The ATTRACT (Acute Venous Thrombosis: Thrombus Removal with Adjunctive Catheter-Directed Thrombolysis) trial investigators sought to determine the value of PCDT in treating proximal DVT. Although the trial did not show a significant decrease in the syndrome at two years following treatment, it did observe a reduction in its severity and an accelerated resolution of acute symptoms.

The ATTRACT trial was coordinated by research groups at Washington University (St. Louis), McMaster University (Hamilton, Ontario), Massachusetts General Hospital (Boston) and the Mid America Heart Institute (Kansas City, Mo). Patients were enrolled and managed in 56 U.S.-based hospitals. Susan Kahn, M.D., of Jewish General Hospital in Montreal led the investigators.

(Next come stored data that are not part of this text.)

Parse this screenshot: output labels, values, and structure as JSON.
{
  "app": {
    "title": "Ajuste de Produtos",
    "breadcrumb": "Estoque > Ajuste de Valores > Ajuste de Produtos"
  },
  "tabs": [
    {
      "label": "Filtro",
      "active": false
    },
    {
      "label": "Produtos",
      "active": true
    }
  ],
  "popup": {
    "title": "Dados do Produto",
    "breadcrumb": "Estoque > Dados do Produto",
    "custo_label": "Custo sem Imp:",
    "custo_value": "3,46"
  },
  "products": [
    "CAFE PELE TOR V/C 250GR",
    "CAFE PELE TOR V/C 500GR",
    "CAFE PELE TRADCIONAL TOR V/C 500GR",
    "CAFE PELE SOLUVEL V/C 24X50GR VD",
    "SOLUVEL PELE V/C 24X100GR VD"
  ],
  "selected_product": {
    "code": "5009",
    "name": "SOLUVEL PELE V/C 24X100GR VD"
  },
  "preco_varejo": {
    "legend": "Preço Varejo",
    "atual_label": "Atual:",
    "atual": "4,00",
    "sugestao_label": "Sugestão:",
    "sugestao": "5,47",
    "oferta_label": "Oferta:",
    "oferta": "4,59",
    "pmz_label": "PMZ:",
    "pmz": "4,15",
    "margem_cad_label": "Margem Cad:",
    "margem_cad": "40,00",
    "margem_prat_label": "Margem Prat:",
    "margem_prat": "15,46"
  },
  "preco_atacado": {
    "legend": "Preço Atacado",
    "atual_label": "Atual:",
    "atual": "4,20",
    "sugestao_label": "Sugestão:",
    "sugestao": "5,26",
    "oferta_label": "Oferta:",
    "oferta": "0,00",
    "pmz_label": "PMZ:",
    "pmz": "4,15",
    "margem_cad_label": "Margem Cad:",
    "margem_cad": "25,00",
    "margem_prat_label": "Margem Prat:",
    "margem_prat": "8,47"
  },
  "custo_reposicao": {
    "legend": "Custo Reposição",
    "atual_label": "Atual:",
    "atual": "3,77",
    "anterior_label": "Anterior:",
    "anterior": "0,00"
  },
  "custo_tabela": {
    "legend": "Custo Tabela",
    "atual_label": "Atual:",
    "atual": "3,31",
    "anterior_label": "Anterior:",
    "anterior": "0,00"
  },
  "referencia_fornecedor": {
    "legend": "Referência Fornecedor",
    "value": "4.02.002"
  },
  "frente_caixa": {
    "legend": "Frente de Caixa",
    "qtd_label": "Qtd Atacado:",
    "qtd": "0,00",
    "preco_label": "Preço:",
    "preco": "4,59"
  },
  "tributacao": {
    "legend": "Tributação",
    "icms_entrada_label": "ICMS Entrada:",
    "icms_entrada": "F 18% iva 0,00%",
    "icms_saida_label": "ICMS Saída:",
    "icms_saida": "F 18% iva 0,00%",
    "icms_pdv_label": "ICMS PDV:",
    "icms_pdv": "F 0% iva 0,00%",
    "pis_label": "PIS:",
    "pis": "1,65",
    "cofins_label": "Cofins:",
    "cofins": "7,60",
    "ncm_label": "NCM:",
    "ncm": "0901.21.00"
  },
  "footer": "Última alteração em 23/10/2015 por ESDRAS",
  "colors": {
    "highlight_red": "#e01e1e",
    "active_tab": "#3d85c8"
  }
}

A total of 692 patients were evaluated between 2009 and 2014 with follow-up at one, six, 12, 18 and 24 months. Randomization resulted in 337 allocated to PCDT and 355 to no PCDT. General patient demographics showed a patient population that was a mean age of 53, 62 percent male and 57 percent iliofemoral versus 43 percent femoral-popliteal DVT.

For the group as a whole, VEINES (VEnous INsuffiency Epidemiological and Economic Study)-QOL scores for those undergoing PCDT versus no PCDT showed significant improvement at one and six months (difference 5.7, 5.1 points, respectively), but no difference at the later time intervals.

The investigators provided sub-group analysis, separating the iliofemoral from femoral-popliteal DVT.

For iliofemoral DVT, VEINES-QOL scores were improved significantly for those undergoing PCDT versus no PCDT at each time point:

  • 10-point difference at one month
  • 8.8 points at six months
  • 5.8 points at 18 months
  • 5.6 points at 24 months

In contrast, for femoral-popliteal DVT, there was no difference in the quality of life score between the treatment groups at any time point.

Why might PCDT have improved venous quality of life, even though it did not prevent post-thrombotic syndrome?

Dr. Kahn noted, “First, most of the improvement in QOL was in the first six months, and the trial did find that PCDT reduced clot burden and early leg pain and swelling over no PCDT, and was associated with a reduced point prevalence of PTS at six months, but not thereafter. Though PCDT did not prevent PTS, it did reduce its severity.”  

The decision to proceed with lytic therapy for patients with iliofemoral DVT can be complicated. This data supports offering this therapy to selected patients with severe symptoms, low bleeding risk and a willingness to undergo a catheter-based procedure.